Predicting human response based on pre-clinical information is key in order to secure the development of new antibiotics due to the high emerging resistance development. We use multi-scale mechanistic models in order to describe biomarker response to drugs and to account for translational factors. One example is the Multi-State Pharmacometrics Model (Clewe et al., 2016 JAC) which successfully have been applied to in vitro, in vivo data and used for prediction of short term response in TB patients based on pre-clinical information (Wicha et al., 2018 CPT). The work was selected by the ASCPT Quantitative Pharmacology (QP) network to be included within the Impact and Influence Initiative in order to illustrate the role played by QP in influencing key decisions in the drug development process and in advancing translational medicine and therapeutics.  

Figure: An outline of the different components of the preclinical to clinical forecasting in tuberculosis drug development using the translational MTP model approach.

Drug development

We are working closely with clinical trialists, infectious disease physicians and drug companies in order to support decisions of clinical trial designs using clinical trial simulations of individual and population level pharmacokinetic and pharmacodynamics. We use an integrated pooling approach where all relevant data is pooled in order to support the models developed from which simulations for future trials are made.

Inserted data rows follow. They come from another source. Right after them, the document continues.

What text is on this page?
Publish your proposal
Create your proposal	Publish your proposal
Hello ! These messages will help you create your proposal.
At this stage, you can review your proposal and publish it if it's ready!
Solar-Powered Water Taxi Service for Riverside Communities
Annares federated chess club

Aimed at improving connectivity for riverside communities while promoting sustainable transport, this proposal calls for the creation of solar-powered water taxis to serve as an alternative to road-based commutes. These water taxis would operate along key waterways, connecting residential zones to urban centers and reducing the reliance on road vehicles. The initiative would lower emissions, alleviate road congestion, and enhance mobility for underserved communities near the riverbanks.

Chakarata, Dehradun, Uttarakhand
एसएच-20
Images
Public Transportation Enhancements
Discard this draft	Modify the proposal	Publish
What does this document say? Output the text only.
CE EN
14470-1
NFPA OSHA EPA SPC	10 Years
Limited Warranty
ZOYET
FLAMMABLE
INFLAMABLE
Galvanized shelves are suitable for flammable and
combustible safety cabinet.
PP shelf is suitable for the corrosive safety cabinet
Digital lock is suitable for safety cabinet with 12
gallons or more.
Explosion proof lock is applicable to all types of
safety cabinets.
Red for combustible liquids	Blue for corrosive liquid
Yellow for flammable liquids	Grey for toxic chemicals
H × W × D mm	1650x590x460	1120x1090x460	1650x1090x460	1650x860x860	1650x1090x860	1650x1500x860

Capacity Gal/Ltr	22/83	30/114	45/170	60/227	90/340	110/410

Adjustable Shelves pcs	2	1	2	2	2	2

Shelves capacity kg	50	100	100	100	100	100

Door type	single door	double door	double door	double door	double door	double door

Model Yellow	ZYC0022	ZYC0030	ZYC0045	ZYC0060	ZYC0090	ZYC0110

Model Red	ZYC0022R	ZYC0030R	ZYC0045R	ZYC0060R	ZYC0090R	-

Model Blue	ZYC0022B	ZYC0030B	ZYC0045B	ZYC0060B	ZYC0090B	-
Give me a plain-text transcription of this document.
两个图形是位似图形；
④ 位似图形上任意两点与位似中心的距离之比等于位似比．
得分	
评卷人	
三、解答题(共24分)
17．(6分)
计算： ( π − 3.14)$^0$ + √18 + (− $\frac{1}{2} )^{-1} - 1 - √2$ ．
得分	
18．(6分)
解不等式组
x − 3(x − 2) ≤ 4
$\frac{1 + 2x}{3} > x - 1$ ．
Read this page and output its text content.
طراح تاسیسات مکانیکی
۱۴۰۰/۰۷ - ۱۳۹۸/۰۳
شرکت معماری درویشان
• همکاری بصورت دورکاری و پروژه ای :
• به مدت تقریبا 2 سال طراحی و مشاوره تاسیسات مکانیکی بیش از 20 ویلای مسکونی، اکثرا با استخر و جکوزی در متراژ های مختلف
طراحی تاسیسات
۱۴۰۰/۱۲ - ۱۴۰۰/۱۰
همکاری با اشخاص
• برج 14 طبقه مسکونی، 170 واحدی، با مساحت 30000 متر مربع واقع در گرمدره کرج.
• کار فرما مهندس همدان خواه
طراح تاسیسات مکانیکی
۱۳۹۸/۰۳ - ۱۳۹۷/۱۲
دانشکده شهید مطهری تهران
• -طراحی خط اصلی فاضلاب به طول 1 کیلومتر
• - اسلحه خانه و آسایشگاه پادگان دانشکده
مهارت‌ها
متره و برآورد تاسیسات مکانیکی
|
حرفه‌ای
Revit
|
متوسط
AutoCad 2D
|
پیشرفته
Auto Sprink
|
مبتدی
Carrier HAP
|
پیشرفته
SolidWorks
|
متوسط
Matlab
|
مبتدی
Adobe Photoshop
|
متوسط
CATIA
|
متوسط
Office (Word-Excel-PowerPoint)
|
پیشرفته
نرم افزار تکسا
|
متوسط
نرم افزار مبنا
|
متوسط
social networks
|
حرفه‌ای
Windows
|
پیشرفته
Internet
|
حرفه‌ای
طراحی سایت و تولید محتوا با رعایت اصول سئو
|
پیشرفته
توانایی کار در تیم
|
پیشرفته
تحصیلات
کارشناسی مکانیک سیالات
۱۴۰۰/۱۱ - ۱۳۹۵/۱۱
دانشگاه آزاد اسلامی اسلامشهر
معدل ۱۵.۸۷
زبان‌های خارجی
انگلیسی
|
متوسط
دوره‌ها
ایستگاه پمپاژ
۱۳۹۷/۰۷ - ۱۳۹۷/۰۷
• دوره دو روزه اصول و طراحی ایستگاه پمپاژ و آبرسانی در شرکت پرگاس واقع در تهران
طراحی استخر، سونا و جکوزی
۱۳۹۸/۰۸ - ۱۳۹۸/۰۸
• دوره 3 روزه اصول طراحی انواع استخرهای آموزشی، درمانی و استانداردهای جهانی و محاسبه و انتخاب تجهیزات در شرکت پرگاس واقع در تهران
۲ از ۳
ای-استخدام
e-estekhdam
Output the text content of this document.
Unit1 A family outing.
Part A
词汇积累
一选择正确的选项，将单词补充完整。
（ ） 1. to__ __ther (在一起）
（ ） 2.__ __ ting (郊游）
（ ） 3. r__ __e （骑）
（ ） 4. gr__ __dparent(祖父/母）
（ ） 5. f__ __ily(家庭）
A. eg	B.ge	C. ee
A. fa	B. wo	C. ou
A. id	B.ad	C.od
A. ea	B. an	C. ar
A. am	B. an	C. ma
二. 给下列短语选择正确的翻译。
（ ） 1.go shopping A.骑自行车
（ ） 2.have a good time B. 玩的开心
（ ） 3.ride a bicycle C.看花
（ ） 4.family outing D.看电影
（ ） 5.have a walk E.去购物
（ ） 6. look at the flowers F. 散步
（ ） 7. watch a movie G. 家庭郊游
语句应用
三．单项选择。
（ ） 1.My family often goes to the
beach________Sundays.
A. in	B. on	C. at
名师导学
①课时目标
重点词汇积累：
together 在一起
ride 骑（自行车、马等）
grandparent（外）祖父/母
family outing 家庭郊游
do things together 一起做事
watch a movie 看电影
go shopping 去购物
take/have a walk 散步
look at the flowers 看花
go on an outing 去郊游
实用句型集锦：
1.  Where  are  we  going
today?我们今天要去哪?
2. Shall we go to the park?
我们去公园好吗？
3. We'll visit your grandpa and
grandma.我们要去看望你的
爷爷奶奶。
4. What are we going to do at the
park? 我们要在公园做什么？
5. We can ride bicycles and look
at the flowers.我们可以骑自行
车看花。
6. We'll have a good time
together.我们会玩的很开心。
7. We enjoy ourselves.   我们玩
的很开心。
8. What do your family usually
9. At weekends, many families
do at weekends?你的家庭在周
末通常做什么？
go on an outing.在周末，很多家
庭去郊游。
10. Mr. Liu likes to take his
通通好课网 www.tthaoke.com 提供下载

We have developed novel mechanistic models for biomarker response for TB drugs (exemplified by Svensson et al., 2017 JAC, Svensson et al., 2016 CPT:PSP) and have been able to detect significant exposure-response relationships for drugs where traditional statistical methods have failed which proves the higher power of our innovative approaches. The biomarker models are further linked in order to simulate clinical outcome such as relapse or cure.

Strategies for individualized dosing

Due to the geographical overlap of malaria, HIV and TB prevalence, the diseases are likely to co-exist in a great number of individuals. For these individuals, there is an obvious need for concomitant use of antimalarial, antiretroviral and antitubercular drugs. Drug-drug interactions may result from concurrent administration of drugs leading to diminished therapeutic efficacy of or increased toxicity from one or more of the administered drugs, which needs an individualized dosing. Our research focuses on characterizing pharmacokinetic drug-drug interactions using novel model-based techniques. We have importantly shown that model-based pharmacometric tools are superior compared to traditional statistical assessment for quantifying pharmacokinetic drug-drug interactions (Svensson et al. AAPSJ, 2016) which also has been highlighted in the FDA guideline “Clinical Drug Interaction Studies — Study Design, Data Analysis, and Clinical Implications Guidance for Industry”. Drug-drug interaction can also occur at the level of pharmacodynamics. We have developed an innovative model-based tool to assess pharmacodynamics interactions – The General Pharmacodynamic Interaction (GPDI) model (Wicha et al 2017 Nature Comm). The GPDI model can handle time- and concentration- dependent interactions for synergy and antagonism, has been shown to be superior to standard approaches for evaluation, and can handle more than two interacting drugs (Chen et al AAPS J 2018). Our research focus also in suggesting dosing recommendations for children based on scaling from adult data or evaluation of pediatric data and how to predict optimal personalized treatment using individual concentration and/or microbiology information using Bayesian techniques.